Much still needs to be learned about precisely how such mechanisms work — what part do antibodies play? T cells? — but the upshot from these examples is this: Vaccines can block the transmission of viruses or bacteria, and they can do so in several ways. Given the community-wide benefits of accomplishing that, especially in a pandemic, current vaccine-development efforts should prioritise finding vaccines that limit the transmission of SARS-CoV-2. The US Food and Drug Administration has stated that preventing a SARS-CoV-2 infection is in itself a sufficient endpoint for the Phase 3 trials of vaccine candidates — that it is an acceptable alternative goal to preventing the development of COVID-19. The World Health Organization has said that “shedding/transmission” is as well.

These guidelines are an important signal, especially considering that the FDA has never approved a vaccine based on its effects on infection alone; instead, the agency has focused exclusively on the vaccine’s effectiveness at disease prevention.

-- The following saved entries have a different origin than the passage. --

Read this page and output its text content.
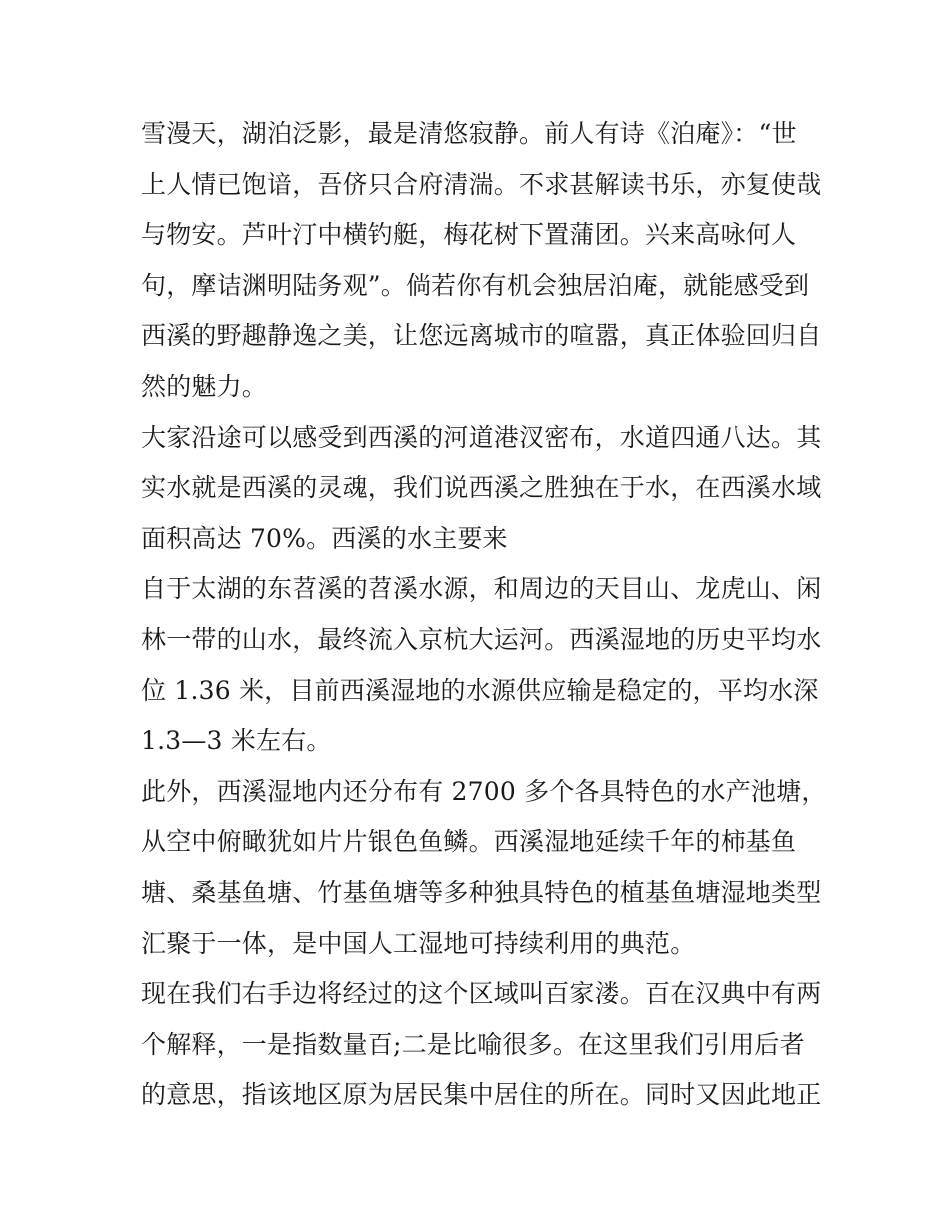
雪漫天，湖泊泛影，最是清悠寂静。前人有诗《泊庵》：“世
上人情已饱谙，吾侪只合府清湍。不求甚解读书乐，亦复使哉
与物安。芦叶汀中横钓艇，梅花树下置蒲团。兴来高咏何人
句，摩诘渊明陆务观”。倘若你有机会独居泊庵，就能感受到
西溪的野趣静逸之美，让您远离城市的喧嚣，真正体验回归自
然的魅力。
大家沿途可以感受到西溪的河道港汊密布，水道四通八达。其
实水就是西溪的灵魂，我们说西溪之胜独在于水，在西溪水域
面积高达 70%。西溪的水主要来
自于太湖的东苕溪的苕溪水源，和周边的天目山、龙虎山、闲
林一带的山水，最终流入京杭大运河。西溪湿地的历史平均水
位 1.36 米，目前西溪湿地的水源供应输是稳定的，平均水深
1.3—3 米左右。
此外，西溪湿地内还分布有 2700 多个各具特色的水产池塘，
从空中俯瞰犹如片片银色鱼鳞。西溪湿地延续千年的柿基鱼
塘、桑基鱼塘、竹基鱼塘等多种独具特色的植基鱼塘湿地类型
汇聚于一体，是中国人工湿地可持续利用的典范。
现在我们右手边将经过的这个区域叫百家溇。百在汉典中有两
个解释，一是指数量百;二是比喻很多。在这里我们引用后者
的意思，指该地区原为居民集中居住的所在。同时又因此地正
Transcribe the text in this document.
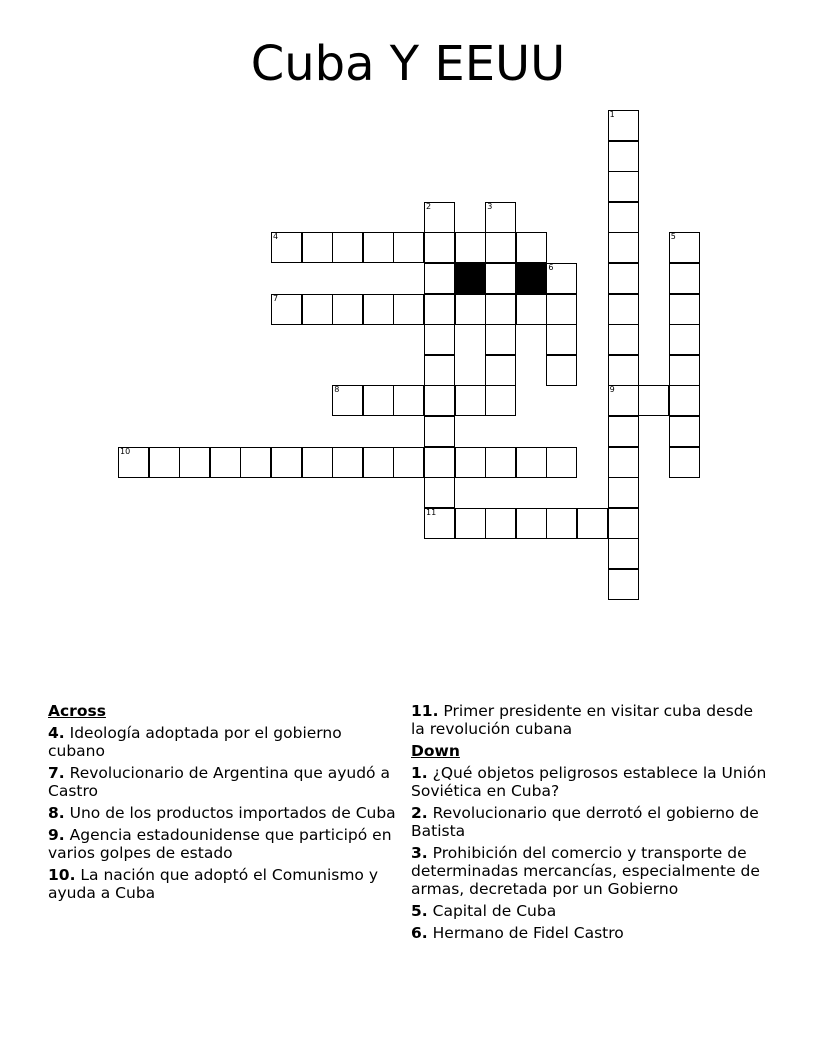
Cuba Y EEUU
1
9
2
11
3
5
6
4
7
8
10
Across
4. Ideología adoptada por el gobierno cubano
7. Revolucionario de Argentina que ayudó a Castro
8. Uno de los productos importados de Cuba
9. Agencia estadounidense que participó en varios golpes de estado
10. La nación que adoptó el Comunismo y ayuda a Cuba
11. Primer presidente en visitar cuba desde la revolución cubana
Down
1. ¿Qué objetos peligrosos establece la Unión Soviética en Cuba?
2. Revolucionario que derrotó el gobierno de Batista
3. Prohibición del comercio y transporte de determinadas mercancías, especialmente de armas, decretada por un Gobierno
5. Capital de Cuba
6. Hermano de Fidel Castro
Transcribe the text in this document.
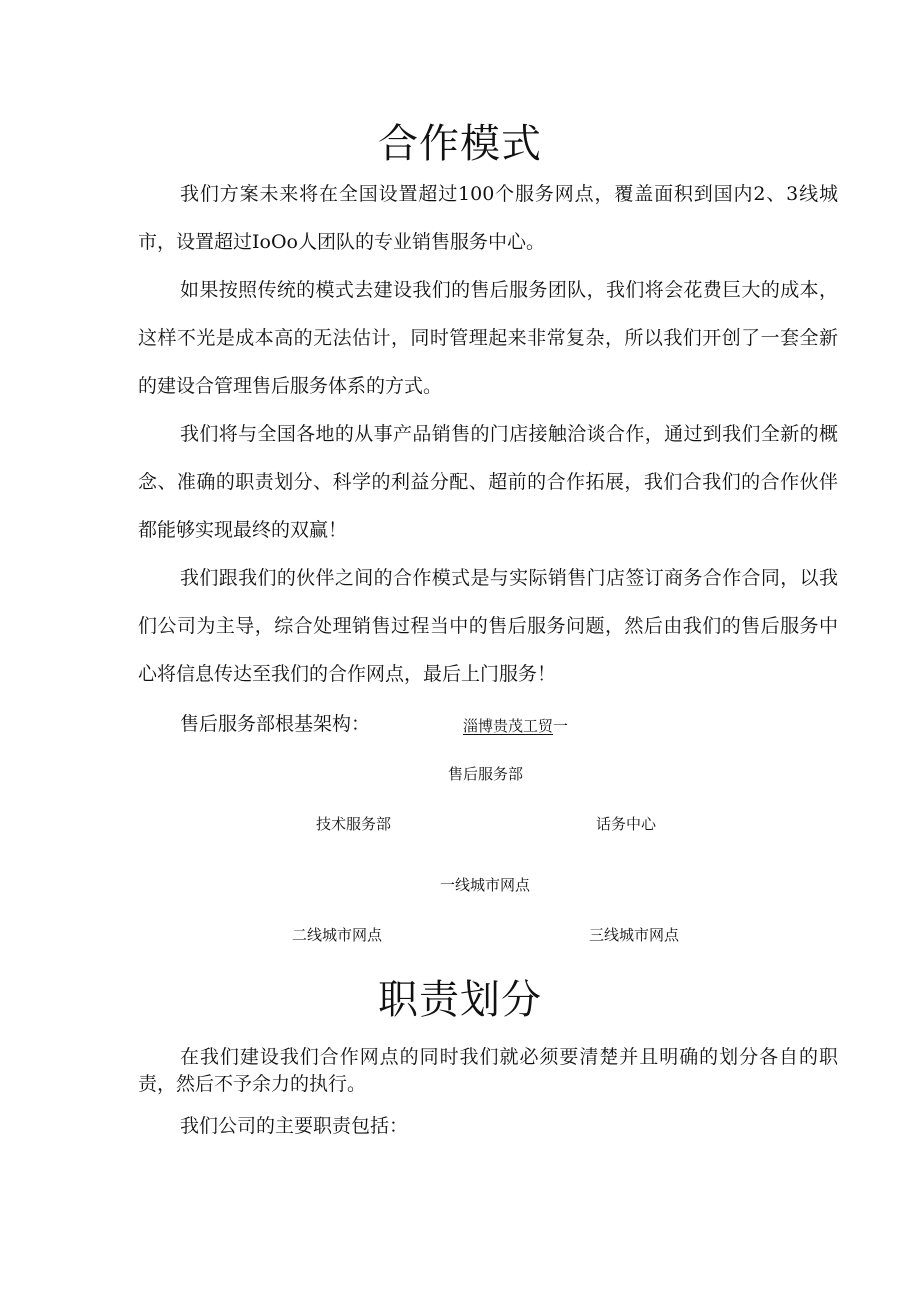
合作模式

我们方案未来将在全国设置超过100个服务网点，覆盖面积到国内2、3线城市，设置超过IoOo人团队的专业销售服务中心。

如果按照传统的模式去建设我们的售后服务团队，我们将会花费巨大的成本，这样不光是成本高的无法估计，同时管理起来非常复杂，所以我们开创了一套全新的建设合管理售后服务体系的方式。

我们将与全国各地的从事产品销售的门店接触洽谈合作，通过到我们全新的概念、准确的职责划分、科学的利益分配、超前的合作拓展，我们合我们的合作伙伴都能够实现最终的双赢！

我们跟我们的伙伴之间的合作模式是与实际销售门店签订商务合作合同，以我们公司为主导，综合处理销售过程当中的售后服务问题，然后由我们的售后服务中心将信息传达至我们的合作网点，最后上门服务！

售后服务部根基架构：	淄博贵茂工贸一
售后服务部
技术服务部	话务中心
一线城市网点
二线城市网点	三线城市网点
职责划分

在我们建设我们合作网点的同时我们就必须要清楚并且明确的划分各自的职责，然后不予余力的执行。

我们公司的主要职责包括：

And yet vaccine developers do not seem to be heeding this new call. Based on our review of the Phase 3 tests listed at ClinicalTrials.gov, a database of trials conducted around the world, the primary goal in each of these studies is to reduce the occurrence of COVID-19. Four of the six COVID-19 vaccine trials for which information is available say they will also evaluate the incidence of SARS-CoV-2 infections among subjects — but only as an ancillary outcome. This approach is short-sighted: One cannot assume that a vaccine that prevents the development of COVID-19 in a patient will necessarily also limit the risk that the patient will transmit SARS-CoV-2 to other people.

For example, a study of young Australian teenagers published in the New England Journal of Medicine early this year found that the vaccine used to prevent the diseases caused by the B strain of meningococcus in children and teenagers “had no discernible effect” on the presence of the relevant bacterium in the throats of vaccinated subjects displaying no symptoms. The inactivated polio vaccine prevalent in many developed countries today, known as IPV, is highly effective at protecting individuals against polio. But it is far less effective at reducing viral shedding, at least in faecal excretions, than the oral vaccine, known as OPV, used more widely in other parts of the world.

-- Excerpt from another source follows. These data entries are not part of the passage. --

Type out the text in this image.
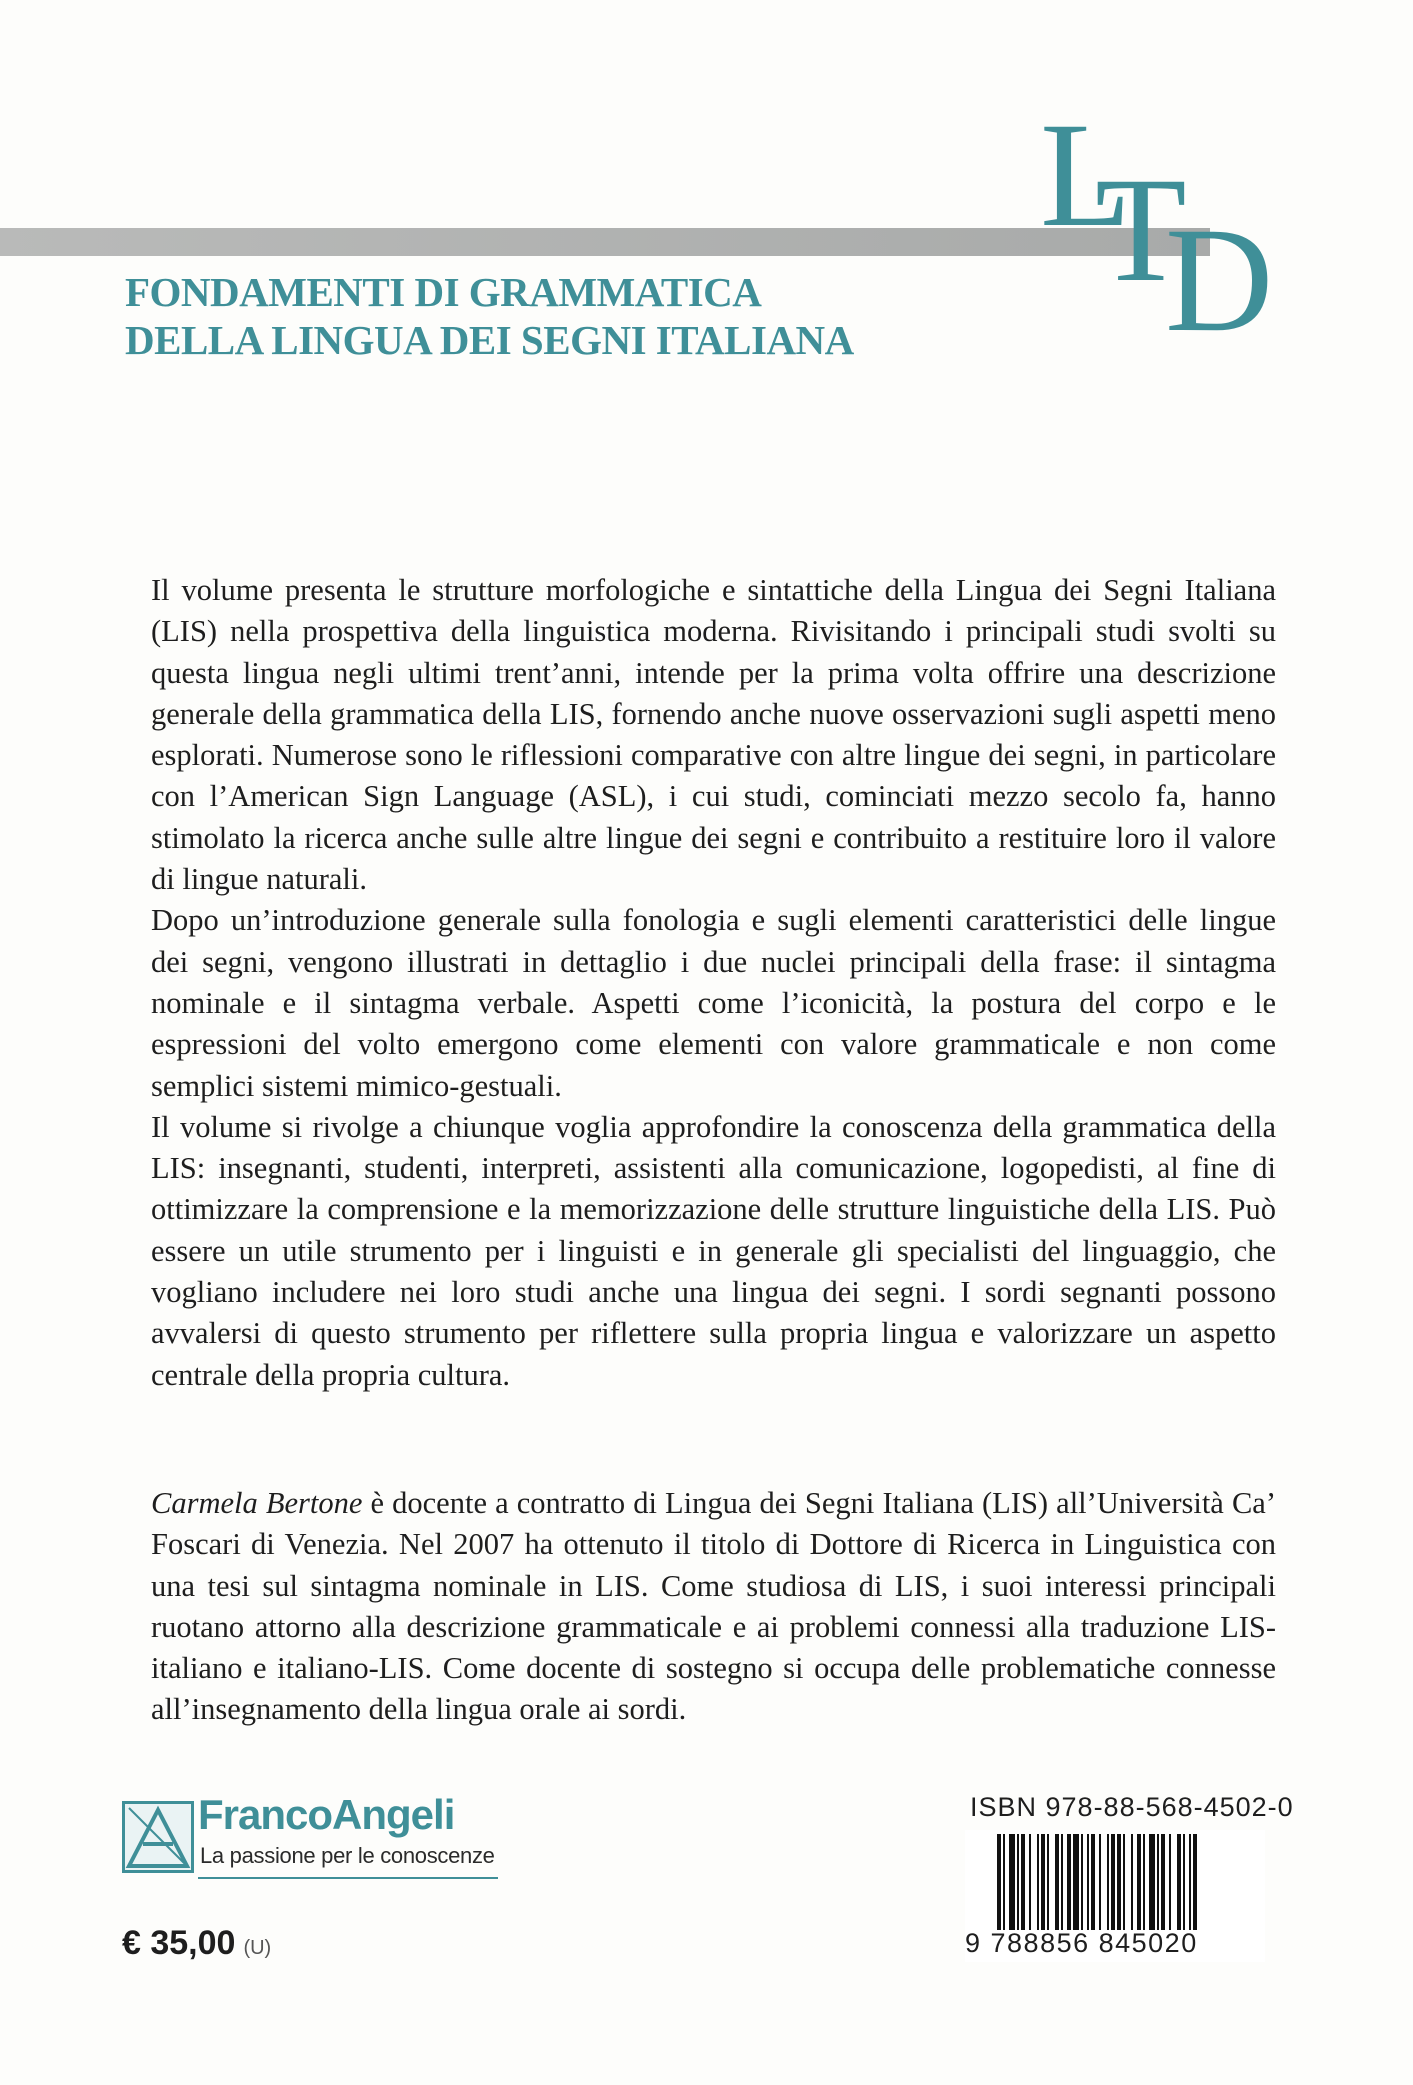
L
T
D
FONDAMENTI DI GRAMMATICA
DELLA LINGUA DEI SEGNI ITALIANA

Il volume presenta le strutture morfologiche e sintattiche della Lingua dei Segni Italiana (LIS) nella prospettiva della linguistica moderna. Rivisitando i principali studi svolti su questa lingua negli ultimi trent’anni, intende per la prima volta offrire una descrizione generale della grammatica della LIS, fornendo anche nuove osservazioni sugli aspetti meno esplorati. Numerose sono le riflessioni comparative con altre lingue dei segni, in particolare con l’American Sign Language (ASL), i cui studi, cominciati mezzo secolo fa, hanno stimolato la ricerca anche sulle altre lingue dei segni e contribuito a restituire loro il valore di lingue naturali.

Dopo un’introduzione generale sulla fonologia e sugli elementi caratteristici delle lingue dei segni, vengono illustrati in dettaglio i due nuclei principali della frase: il sintagma nominale e il sintagma verbale. Aspetti come l’iconicità, la postura del corpo e le espressioni del volto emergono come elementi con valore grammaticale e non come semplici sistemi mimico-gestuali.

Il volume si rivolge a chiunque voglia approfondire la conoscenza della grammatica della LIS: insegnanti, studenti, interpreti, assistenti alla comunicazione, logopedisti, al fine di ottimizzare la comprensione e la memorizzazione delle strutture linguistiche della LIS. Può essere un utile strumento per i linguisti e in generale gli specialisti del linguaggio, che vogliano includere nei loro studi anche una lingua dei segni. I sordi segnanti possono avvalersi di questo strumento per riflettere sulla propria lingua e valorizzare un aspetto centrale della propria cultura.

Carmela Bertone è docente a contratto di Lingua dei Segni Italiana (LIS) all’Università Ca’ Foscari di Venezia. Nel 2007 ha ottenuto il titolo di Dottore di Ricerca in Linguistica con una tesi sul sintagma nominale in LIS. Come studiosa di LIS, i suoi interessi principali ruotano attorno alla descrizione grammaticale e ai problemi connessi alla traduzione LIS-italiano e italiano-LIS. Come docente di sostegno si occupa delle problematiche connesse all’insegnamento della lingua orale ai sordi.
FrancoAngeli
La passione per le conoscenze
€ 35,00 (U)
ISBN 978-88-568-4502-0
9 788856 845020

With some vaccines, for some diseases, the indirect benefits of vaccination can be greater than the direct effects. Based on these precedents, it could be a grave mistake for vaccine developers now to hew only, or too closely, to the single-minded goal of preventing COVID-19, the disease. Doing so could mean privileging vaccines that don’t block the transmission of SARS-CoV-2 at all, or abandoning vaccines that block transmission well enough but that, by prevailing standards, are deemed to not forestall enough the development of COVID-19.

That, in turn, would essentially mean that the only way to ever get rid of SARS-CoV-2 would be near-universal immunisation — a herculean task.

The best vaccines don’t just protect the inoculated from getting sick from a disease. They also protect everyone else from even contracting the pathogen that causes that disease.